IL CORDOGLIO PER I MILITARI CADUTI NELLA RAPPRESAGLIA
Trump dalla Casa Bianca si è detto addolorato per la morte di quattro militari statunitensi nel corso degli attacchi della rappresaglia di Teheran. “In loro memoria, continuiamo questa missione con feroce e incrollabile determinazione per schiacciare la minaccia che questo regime terroristico rappresenta per il popolo americano”, ha detto. “Abbiamo l’esercito più forte e potente del mondo, di gran lunga, e prevarremo facilmente”, ha assicurato.
“IGNORATI I NOSTRI AVVERTIMENTI”: LE MINACCE PER L’AMERICA E I SUOI SOLDATI ALL’ESTERO
Quindi gli aggiornamenti su Epic Fury: “L’esercito degli Stati Uniti continua a condurre operazioni di combattimento su larga scala in Iran per eliminare le gravi minacce che questo terribile regime terroristico rappresenta per l’America”, ha spiegato Trump nel suo primo discorso pubblico da sabato scorso, giorno di avvio degli attacchi contro l’Iran di Israele-Usa. C
ome riportano le principali emittenti statunitensi- Cnn, Abc news, Fox News- Il presidente Usa ha chiarito che il programma nucleare iraniano è stato annientato dall'”Operazione Midnight Hammer”, condotto dagli attacchi statunitensi contro l’Iran nel giugno scorso. Ma ha poi aggiunto che gli Stati Uniti “hanno avvertito l’Iran di non tentare di ricostruire i centri di ricerca nucleare in un luogo diverso” . Avvertimenti rimasti però ignorati: “Gli iraniani si sono rifiutati di cessare la loro ricerca di armi nucleari“, ha dichiarato Trump alla Casa Bianca.

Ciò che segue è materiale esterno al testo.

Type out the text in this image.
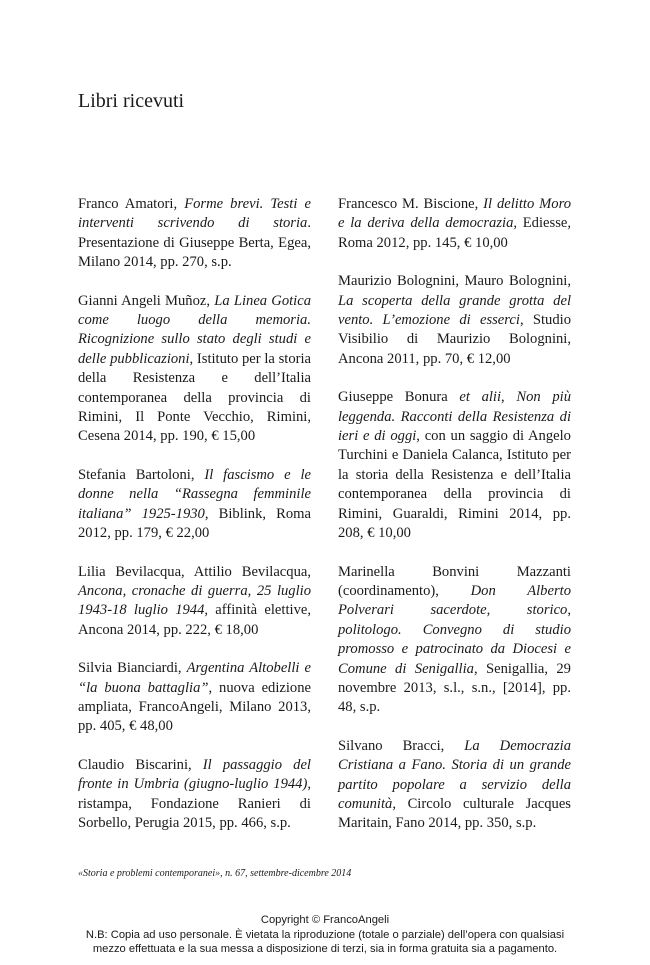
Libri ricevuti

Franco Amatori, Forme brevi. Testi e interventi scrivendo di storia. Presentazione di Giuseppe Berta, Egea, Milano 2014, pp. 270, s.p.

Gianni Angeli Muñoz, La Linea Gotica come luogo della memoria. Ricognizione sullo stato degli studi e delle pubblicazioni, Istituto per la storia della Resistenza e dell’Italia contemporanea della provincia di Rimini, Il Ponte Vecchio, Rimini, Cesena 2014, pp. 190, € 15,00

Stefania Bartoloni, Il fascismo e le donne nella “Rassegna femminile italiana” 1925-1930, Biblink, Roma 2012, pp. 179, € 22,00

Lilia Bevilacqua, Attilio Bevilacqua, Ancona, cronache di guerra, 25 luglio 1943-18 luglio 1944, affinità elettive, Ancona 2014, pp. 222, € 18,00

Silvia Bianciardi, Argentina Altobelli e “la buona battaglia”, nuova edizione ampliata, FrancoAngeli, Milano 2013, pp. 405, € 48,00

Claudio Biscarini, Il passaggio del fronte in Umbria (giugno-luglio 1944), ristampa, Fondazione Ranieri di Sorbello, Perugia 2015, pp. 466, s.p.

Francesco M. Biscione, Il delitto Moro e la deriva della democrazia, Ediesse, Roma 2012, pp. 145, € 10,00

Maurizio Bolognini, Mauro Bolognini, La scoperta della grande grotta del vento. L’emozione di esserci, Studio Visibilio di Maurizio Bolognini, Ancona 2011, pp. 70, € 12,00

Giuseppe Bonura et alii, Non più leggenda. Racconti della Resistenza di ieri e di oggi, con un saggio di Angelo Turchini e Daniela Calanca, Istituto per la storia della Resistenza e dell’Italia contemporanea della provincia di Rimini, Guaraldi, Rimini 2014, pp. 208, € 10,00

Marinella Bonvini Mazzanti (coordinamento), Don Alberto Polverari sacerdote, storico, politologo. Convegno di studio promosso e patrocinato da Diocesi e Comune di Senigallia, Senigallia, 29 novembre 2013, s.l., s.n., [2014], pp. 48, s.p.

Silvano Bracci, La Democrazia Cristiana a Fano. Storia di un grande partito popolare a servizio della comunità, Circolo culturale Jacques Maritain, Fano 2014, pp. 350, s.p.

«Storia e problemi contemporanei», n. 67, settembre-dicembre 2014

Copyright © FrancoAngeli
N.B: Copia ad uso personale. È vietata la riproduzione (totale o parziale) dell’opera con qualsiasi
mezzo effettuata e la sua messa a disposizione di terzi, sia in forma gratuita sia a pagamento.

Non solo: “Il programma missilistico balistico convenzionale del regime stava crescendo rapidamente e in modo esponenziale e questo rappresentava una minaccia molto chiara e colossale per l’America e le nostre forze armate di stanza all’estero“. In definitiva, secondo il presidente Usa, “il regime aveva già missili in grado di colpire l’Europa e le nostre basi, sia locali che all’estero, e presto avrebbe avuto missili in grado di raggiungere la nostra splendida America”, ha chiarito.
IL REGIME IRANIANO, “UNA MINACCIA INTOLLERABILE PER MEDIO ORIENTE E AMERICA”
Di qui la necessità di intervento rapido: “Un regime iraniano dotato di missili a lungo raggio e armi nucleari rappresenterebbe una minaccia intollerabile per il Medio Oriente, ma anche per il popolo americano”, ha affermato. “Il nostro Paese stesso sarebbe minacciato e lo è stato molto poco.”
“4-5 SETTIMANE DI CONFLITTO NON MI ANNOIERANNO”
Come riporta Cnn, nel suo discorso nella East Room, Trump ha poi respinto l’idea che si sarebbe annoiato dopo quattro o cinque settimane di conflitto in Iran. “Hanno detto: ‘Oh, beh, il presidente vuole farlo molto in fretta. Dopo si annoierà’. Ma io non mi annoio. Non c’è niente di noioso in questo”, ha voluto ‘tranquillizzare’ tutto Trump, sottolineando con una battuta la sua determinazione.
TRUMP AL NTY: TRUPPE USA IN IRAN? “SOLO SE NECESSARIO”
Infine, in un’intervista rilasciata in giornata al New York Post, il presidente Donald Trump non ha escluso la presenza di truppe statunitensi in Iran. “Non ho alcun problema con gli stivali sul terreno- ha detto- ma ‘Non ci saranno stivali sul terreno’, non lo dico”, ha voluto puntualizzare. Piuttosto, “Dico ‘probabilmente non ne abbiamo bisogno’, [oppure] ‘se fossero necessari'”, ha infine precisato.